In my last blog post, I shared a story of how our highly respected pediatrician didn’t know the answer to a question.  As a healthcare professional, I always want to know the answer when someone asks me a question, but I know the reality is that I can’t always do that.  I wanted to share a three challenging drug questions I’ve received where at one point I didn’t instantly know how to respond.

“I’ve got a 9 year old who I’ve diagnosed with frequent migraines, what medication can I use after acetaminophen and NSAIDs have been tried?” – Needless to say I was not confident in any answer I was going to provide in an off the cuff manner.  Guessing is ok for paper exams, but not in real life.  Pediatrics is not my strongest area and this was definitely a really hard question for me to blurt out an answer.  In an adult, I would have been comfortable with the obvious choices of triptans for acute migraine management and migraine prophylaxis agents like topiramate, beta-blocker, etc. What did I do? I did some research on pediatric headaches.  In addition, it is really important to do your research on the patient as well.

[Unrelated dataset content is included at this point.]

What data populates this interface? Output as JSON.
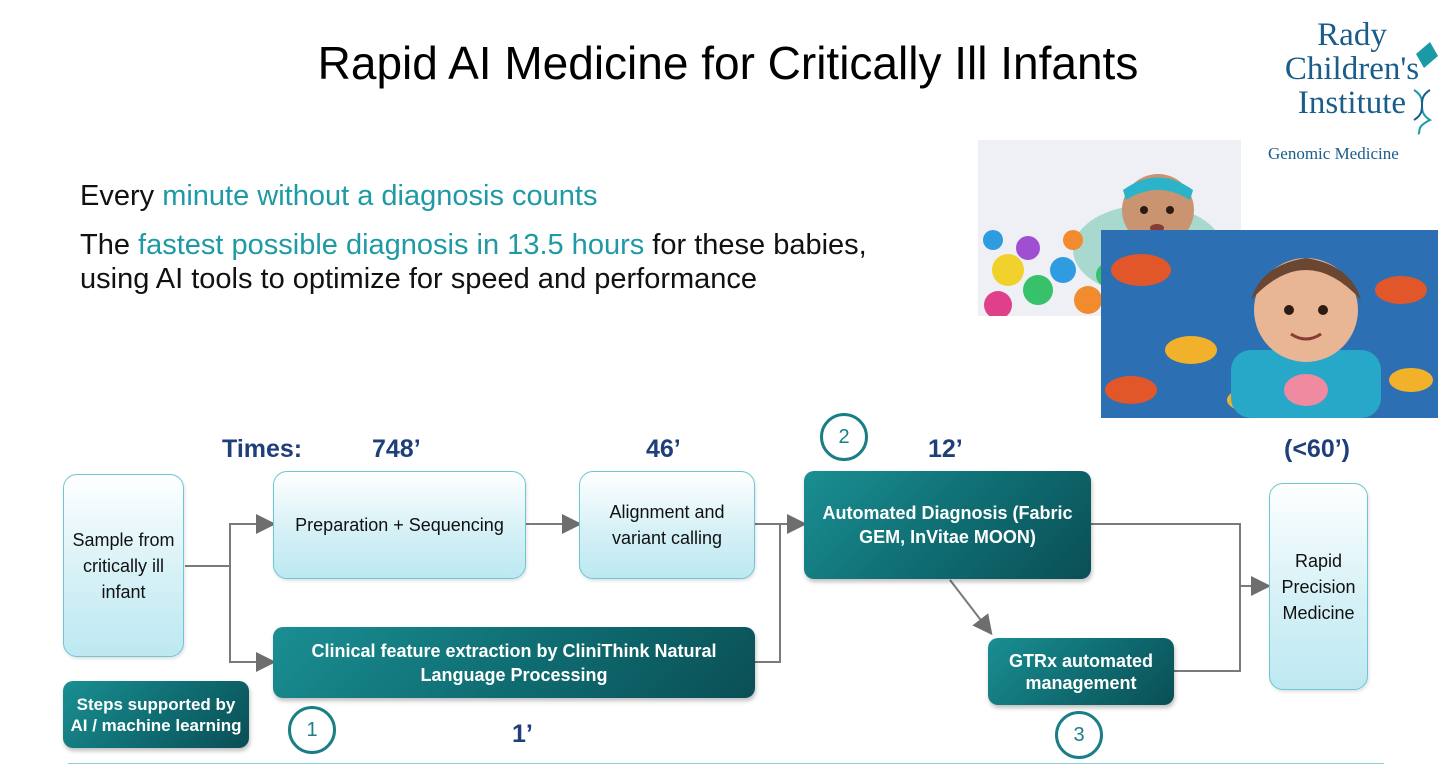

“Can you use lisinopril in dialysis?” When I get a question like this, I always want to try to get a lot of patient background.  This is obviously another question that is specific to a case as the majority of questions I get are.  In this situation, I would obviously want to look at what has been tried as well as how at risk the patient is for hyperkalemia.

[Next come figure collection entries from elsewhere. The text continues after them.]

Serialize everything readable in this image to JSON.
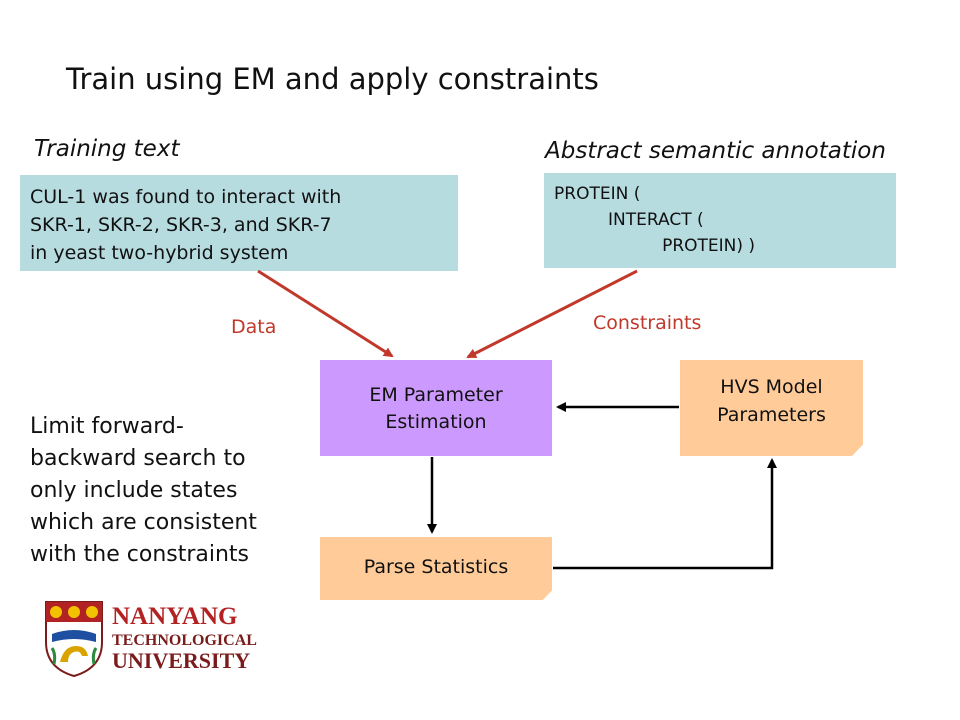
{
  "slide": {
    "title": "Train using EM and apply constraints",
    "training_label": "Training text",
    "training_text": [
      "CUL-1 was found to interact with",
      "SKR-1, SKR-2, SKR-3, and SKR-7",
      "in yeast two-hybrid system"
    ],
    "annotation_label": "Abstract semantic annotation",
    "annotation_text": [
      "PROTEIN (",
      "          INTERACT (",
      "                    PROTEIN) )"
    ],
    "data_label": "Data",
    "constraints_label": "Constraints",
    "em_box": [
      "EM Parameter",
      "Estimation"
    ],
    "hvs_box": [
      "HVS Model",
      "Parameters"
    ],
    "parse_box": "Parse Statistics",
    "limit_text": [
      "Limit forward-",
      "backward search to",
      "only include states",
      "which are consistent",
      "with the constraints"
    ],
    "logo": {
      "line1": "NANYANG",
      "line2": "TECHNOLOGICAL",
      "line3": "UNIVERSITY"
    }
  },
  "colors": {
    "teal_box": "#b6dce0",
    "em_box": "#cc99ff",
    "peach_box": "#ffcc99",
    "red_arrow": "#c0392b",
    "logo_red": "#b22222"
  }
}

“Can I use buspirone in ineffective esophageal motility?” I had no idea and I told the provider that.  I had never seen it at that time and honestly haven’t seen it again since.  There is some evidence out there that it might be helpful.  In this situation, buspirone is usually well tolerated and the doses that were being discussed were relatively low in the grand scheme of things.

For those of you who are students/young pharmacists, I just wanted to encourage you to stay curious, continuously learn things, lean on experts in topic areas, and ask questions.  You are not going to know everything and that is ok.  Don’t pretend to be a hero when you don’t know the answer.